Ball continues to parrot the excuse that the kidnapping was actually a hoax gone wrong, an explanation he first made six months after the incident.
His line of events claims the kidnap attempt was staged with the help of a policeman ‘friend’ called ‘Frank’.
This Frank was supposedly meant to have removed the gunpowder from the bullets in Ball’s guns and replaced another woman for Princess Anne.
The former Broadmoor detainee said: ‘The whole idea of performing the hoax was to get the publicity so I could write my autobiography, and I expected to get £10,000 in royalties.

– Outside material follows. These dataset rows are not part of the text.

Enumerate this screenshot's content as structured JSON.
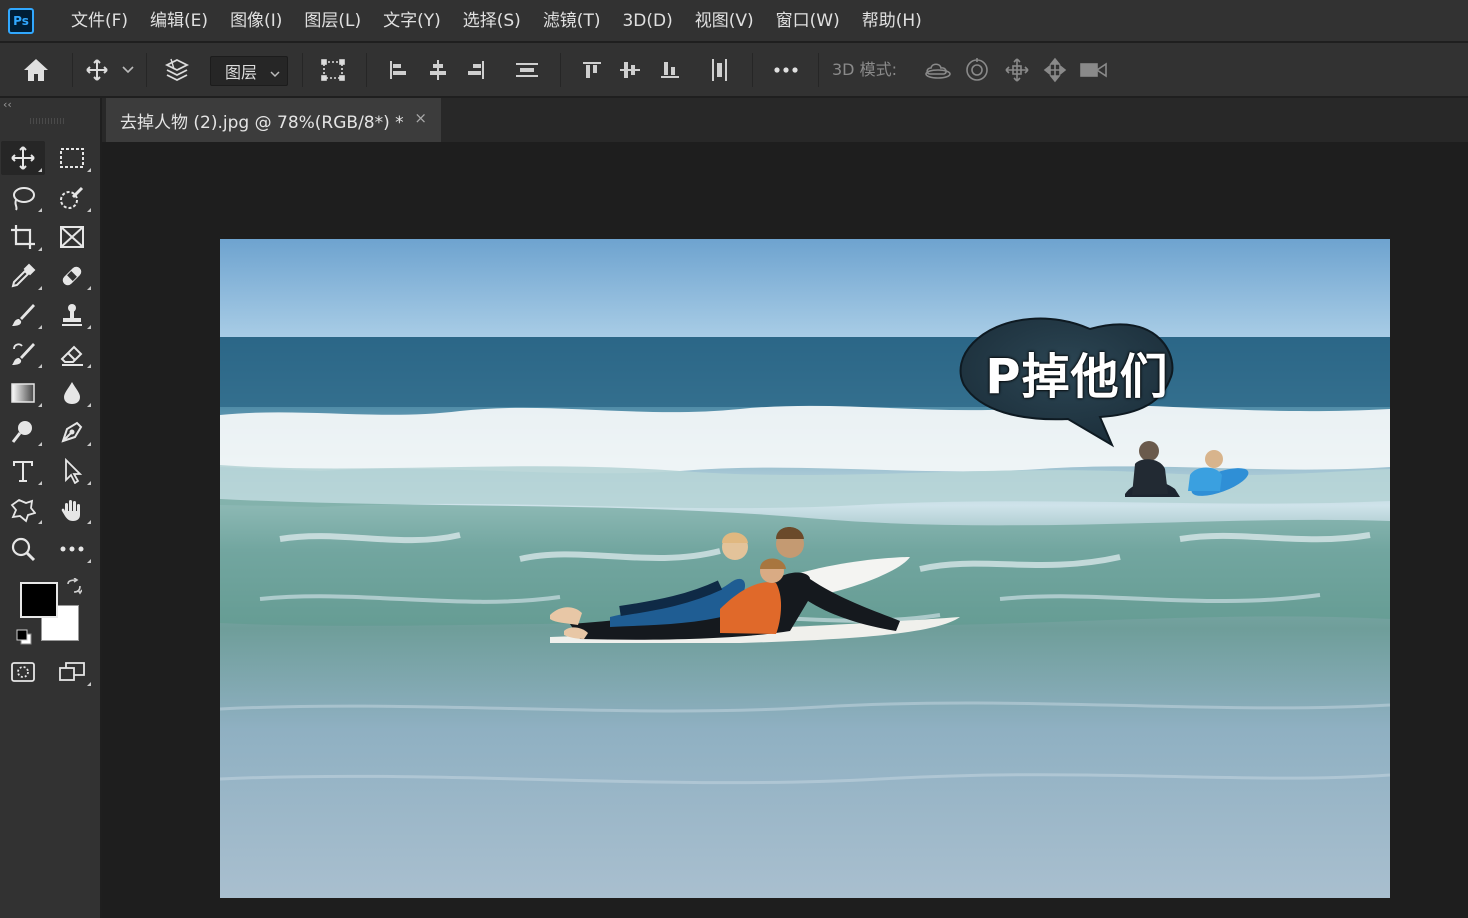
{
  "app": {
    "logo_text": "Ps",
    "accent_color": "#31a8ff"
  },
  "menu": [
    "文件(F)",
    "编辑(E)",
    "图像(I)",
    "图层(L)",
    "文字(Y)",
    "选择(S)",
    "滤镜(T)",
    "3D(D)",
    "视图(V)",
    "窗口(W)",
    "帮助(H)"
  ],
  "options_bar": {
    "auto_select_target": "图层",
    "mode_label": "3D 模式:",
    "icons": [
      "home-icon",
      "move-icon",
      "auto-select-layers-icon",
      "show-transform-controls-icon",
      "align-left-icon",
      "align-horizontal-center-icon",
      "align-right-icon",
      "distribute-vertical-icon",
      "align-top-icon",
      "align-vertical-center-icon",
      "align-bottom-icon",
      "distribute-horizontal-icon",
      "more-options-icon",
      "orbit-3d-icon",
      "roll-3d-icon",
      "pan-3d-icon",
      "slide-3d-icon",
      "scale-3d-icon"
    ]
  },
  "toolbar": {
    "collapse_label": "‹‹",
    "tools": [
      "move-tool",
      "rectangular-marquee-tool",
      "lasso-tool",
      "quick-selection-tool",
      "crop-tool",
      "frame-tool",
      "eyedropper-tool",
      "spot-healing-brush-tool",
      "brush-tool",
      "clone-stamp-tool",
      "history-brush-tool",
      "eraser-tool",
      "gradient-tool",
      "blur-tool",
      "dodge-tool",
      "pen-tool",
      "type-tool",
      "path-selection-tool",
      "custom-shape-tool",
      "hand-tool",
      "zoom-tool",
      "edit-toolbar"
    ],
    "foreground_color": "#000000",
    "background_color": "#ffffff"
  },
  "document": {
    "tab_title": "去掉人物 (2).jpg @ 78%(RGB/8*) *",
    "close_label": "×"
  },
  "canvas": {
    "speech_bubble_text": "P掉他们"
  }
}
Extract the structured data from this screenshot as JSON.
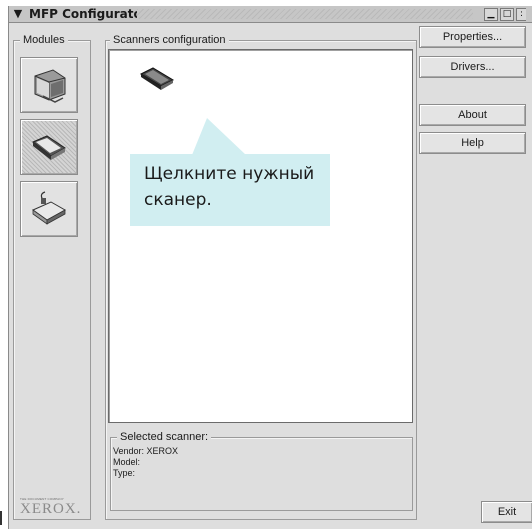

‘To prove my innocence I need to prove the existence of Frank. That will prove I had reason to believe it was all a hoax.’
He also claims he was wrongfully jailed by the ‘upper classes’, adding that the late Queen was the ‘ring-leader’.
The Daily Mail report claims Ball uses social media to appeal against his convictions and has leaflets distributed in his local west London area, encouraging people to meet him.

Thorough risk assessments are conducted on ‘restricted patients’ like Ball before they are let out. Doctors have the power to ‘manage the risk to the public’.
A Ministry of Justice spokesperson said of Ball’s release: ‘Restricted patients can be recalled back to hospital if their mental health deteriorates to such a level that the risk they pose becomes unmanageable in the community.’
Anne’s bodyguard, former Metropolitan Police inspector Jim Beaton, was shot three times as he protected Anne and was later given the George Cross.
Former heavyweight boxer Ronnie Russell punched Ball twice in the head to stop the kidnapping after spotting the commotion.
Russell was awarded the George Medal by Queen Elizabeth II, who told him: ‘The medal is from the Queen, but I want to thank you as Anne’s mother.’
Anne’s father, Prince Philip, later joked of the attempted kidnapping: ‘If the man had succeeded in abducting Anne, she would have given him a hell of a time in captivity.’